SİBER SAHRALAR vardır yerkürede. Bu sahralarda, TAHT’ın kayıtları bulunur. TAHT, İLİM TAHTI’dır. O TAHT’ta iş yapanlar olur. ÖZ KÖKLER’ini kodlayanlar, o TAHT’ta otururlar.

ÖZ KÖKLER güçlendiğinde, NEFES kükrer. NEFES’in kükremesi, yoğunluğun artmasını sağlar. Bu yoğunlukta; herkes, KELAM’la kontrol kuramaz. Ne yazık ki KALEM KODLARI’nın, BİLİŞ HALİ’ne varmadan gerçekleştirdirdikleri kodlamalarda; HOLOGRAM YAŞAMLAR kodlanır.

Hologram yaşamlar, HALİKİYET’le kodlanmış değildir aslında ama HALİK KELAM KODLARI’nın dışında, kodlanan Hologram Yaşamlar, HA İLMİ’nin KALEMİ’inde geri çekilişi, sahrada gerçekleştirebilirler…

Ne var ki HALİKİYET’te, bunun üstü bir çalışma gerekir.

HALİK, yaradan ve yaşatandır. Yarattığında, TOHUM olur ve yaşama çekilir. İkna olacağınız bilgiler, İLMİN HALİKLERİ tarafından size, siz ilmi ile verilmelidir. Aksi halde; siz, HAKK TEKNİK’i bilemeyeceğinizden, ikna olamazsınız.

Sayfalarınıza bu bilgileri çekerken; sizleri sessizce dinleyerek çekiyorum. Hepinizin, KELAM olup yaratmanız için; yarını HALİK kılmanız için; anlayabileceğiniz bilgileri çekip sahraya tohumluyorum.

Bugün, buradayım ama yaşamım süresince, hepinizin kaynağında, TOHUM olarak bulunabilsem de DÜZEN’i kurup yoğunluğumu kodlarken; seviyenizi, görevinizi ve tekniğinizi bilerek, çelişkisiz IŞIK KAYITLARI yapabilmem mümkün olsa da yoğunluğum, tüm insanlığın yoğunluğu olduğunda, nohut taneleri halindeki kayıtlar, her bir yoğunlukta, SİSTEM’i tohumlayacak gücü elde edecektir ve o zaman sizler de KELAM olacaksınız. Budur amacımız.

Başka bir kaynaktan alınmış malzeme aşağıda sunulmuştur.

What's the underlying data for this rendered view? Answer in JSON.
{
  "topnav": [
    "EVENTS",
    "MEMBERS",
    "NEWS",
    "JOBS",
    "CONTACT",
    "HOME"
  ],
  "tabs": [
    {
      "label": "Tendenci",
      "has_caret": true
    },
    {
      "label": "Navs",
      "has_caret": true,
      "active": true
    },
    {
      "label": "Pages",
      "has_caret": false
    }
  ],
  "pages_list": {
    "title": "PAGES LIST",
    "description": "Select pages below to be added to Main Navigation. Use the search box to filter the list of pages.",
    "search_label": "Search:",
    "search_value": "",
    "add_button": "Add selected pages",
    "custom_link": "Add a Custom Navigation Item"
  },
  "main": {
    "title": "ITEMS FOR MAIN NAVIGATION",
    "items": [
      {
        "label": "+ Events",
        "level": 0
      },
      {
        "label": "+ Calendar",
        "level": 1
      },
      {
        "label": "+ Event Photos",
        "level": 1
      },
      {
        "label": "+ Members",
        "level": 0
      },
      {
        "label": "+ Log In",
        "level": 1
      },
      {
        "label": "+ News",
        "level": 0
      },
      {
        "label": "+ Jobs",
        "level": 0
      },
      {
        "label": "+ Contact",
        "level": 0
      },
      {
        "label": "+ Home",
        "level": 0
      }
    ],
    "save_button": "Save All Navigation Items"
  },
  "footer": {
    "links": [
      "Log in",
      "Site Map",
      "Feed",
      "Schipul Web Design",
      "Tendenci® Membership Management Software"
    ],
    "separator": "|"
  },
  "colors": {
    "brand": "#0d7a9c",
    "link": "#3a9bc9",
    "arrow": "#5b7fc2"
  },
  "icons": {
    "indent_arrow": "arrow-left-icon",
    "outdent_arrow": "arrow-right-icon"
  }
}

Bu gün hörmetle bildirmek isterim ki bizim için kodlanmışlık, sıhhatimizi etkilemektedir. Sevgililer, sizin için kolay değil bilirim; herkesin yaşamını tohumlamak ve herkesi kodlamak ama onların tahtında, sizin yaşamınız olsun istiyorum… Onların Kuranlar’ında sevginiz olsun istiyorum… Bu nedenle hepsinin sahrasına inmeniz gerekir ve onların sahralarında kodlanmak için de ocaklarında olmanız gerekir…

Onlar sizi anlamazlar. Anlatamazsınız yoğunluğunuzda kodlanmışlık olan yaşamları ama sofra kurulduğunda; o sofrada, her biri olacak ve onlar, kontrol dışı yaşam sayfaları ile sizi sıkabilecekler. Kontrol etmeniz gerekebilir onları.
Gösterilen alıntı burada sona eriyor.